The Supreme Court’s ruling on the validity of the articles of association of a private joint stock company and the necessity of the board of directors’ approval for the transfer of shares
Nouraei & M. Mostafavi Law Offices – 8 January 2025 -Tehran- The Supreme Court is the highest judicial authority in Iran. Among its various tasks and powers, the main mandate is dealing with the courts’ disagreements regarding the law’s implementation in similar cases. The Supreme Court’s rulings are binding on all the Supreme Court branches and the judicial and nonjudicial authorities.
In many private joint stock companies’ articles of association (statutes), the transfer of shares is subject to the board of directors’ approval. However, Article 41 of the Amendment to the Commercial Code stipulates that “in public joint-stock companies, the transfer of shares cannot be subject to the approval of the company’s managers or the general meetings of shareholders.”
In this regard, one of the Iranian courts has extended the provisions of Article 41 to private joint-stock companies and has considered the related article in the company’s articles of association invalid. Another court has validated the condition of the board of directors’ approval in the articles of association.

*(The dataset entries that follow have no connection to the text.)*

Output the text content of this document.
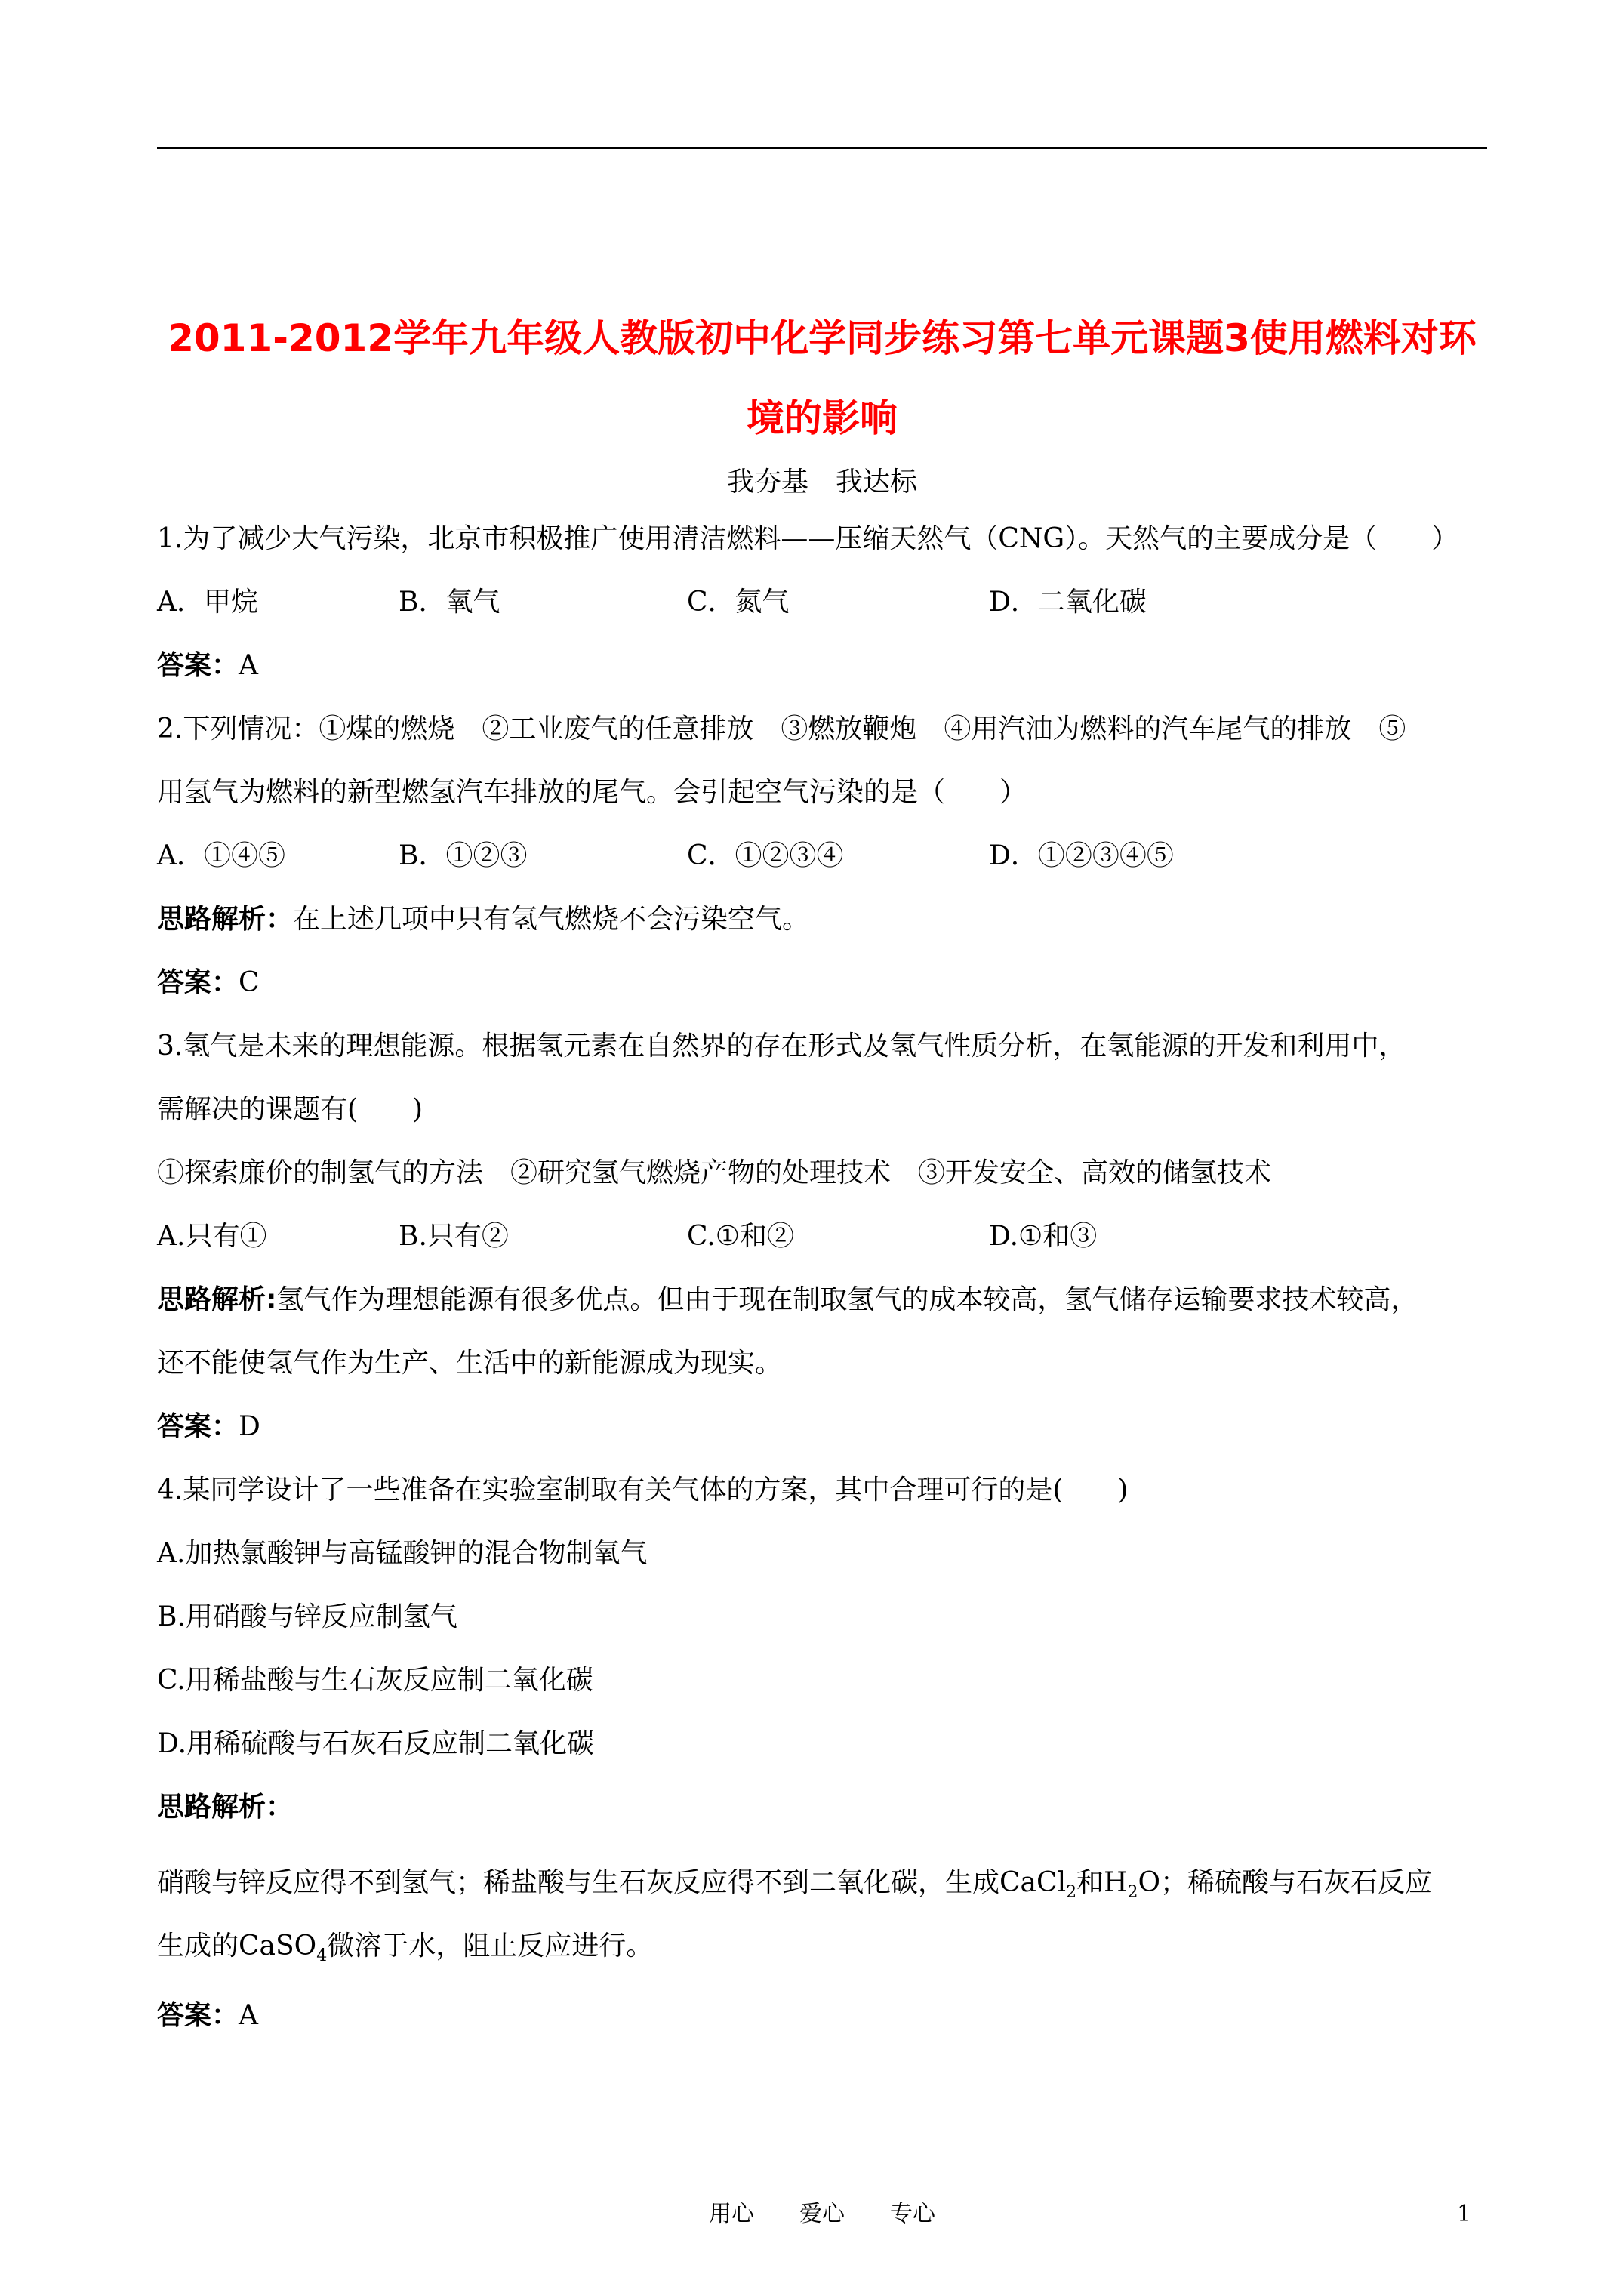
2011-2012学年九年级人教版初中化学同步练习第七单元课题3使用燃料对环
境的影响
我夯基　我达标
1.为了减少大气污染，北京市积极推广使用清洁燃料——压缩天然气（CNG）。天然气的主要成分是（　　）
A．甲烷	B．氧气	C．氮气	D．二氧化碳
答案：A
2.下列情况：①煤的燃烧　②工业废气的任意排放　③燃放鞭炮　④用汽油为燃料的汽车尾气的排放　⑤
用氢气为燃料的新型燃氢汽车排放的尾气。会引起空气污染的是（　　）
A．①④⑤	B．①②③	C．①②③④	D．①②③④⑤
思路解析：在上述几项中只有氢气燃烧不会污染空气。
答案：C
3.氢气是未来的理想能源。根据氢元素在自然界的存在形式及氢气性质分析，在氢能源的开发和利用中，
需解决的课题有(　　)
①探索廉价的制氢气的方法　②研究氢气燃烧产物的处理技术　③开发安全、高效的储氢技术
A.只有①	B.只有②	C.①和②	D.①和③
思路解析:氢气作为理想能源有很多优点。但由于现在制取氢气的成本较高，氢气储存运输要求技术较高，
还不能使氢气作为生产、生活中的新能源成为现实。
答案：D
4.某同学设计了一些准备在实验室制取有关气体的方案，其中合理可行的是(　　)
A.加热氯酸钾与高锰酸钾的混合物制氧气
B.用硝酸与锌反应制氢气
C.用稀盐酸与生石灰反应制二氧化碳
D.用稀硫酸与石灰石反应制二氧化碳
思路解析：
硝酸与锌反应得不到氢气；稀盐酸与生石灰反应得不到二氧化碳，生成CaCl$_2$和$H_2O$；稀硫酸与石灰石反应
生成的CaSO$_4$微溶于水，阻止反应进行。
答案：A
用心　　爱心　　专心	1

As a result, this dispute was raised in the Supreme Court, and the Court’s decision No.856 dated 02/10/1403 (22 December 2024) was issued as follows:.
“Considering that the articles of association are the most crucial element of a private joint-stock company in which the relations between partners and the limits of the powers of the board of directors and shareholders are determined, therefore, if, according to this document, the transfer of shares is subject to the approval of the board of directors, and the shareholder attempts to transfer his shares to a third party without respecting the priority rights of other shareholders and the approval of the said board, the transfer made is invalid and is condemned to be null and void without the approval of the board of directors.
Therefore, the provisions of Article 41 of the bill amending part of the Commercial Code apply only to public joint stock companies and do not apply to private joint stock companies”.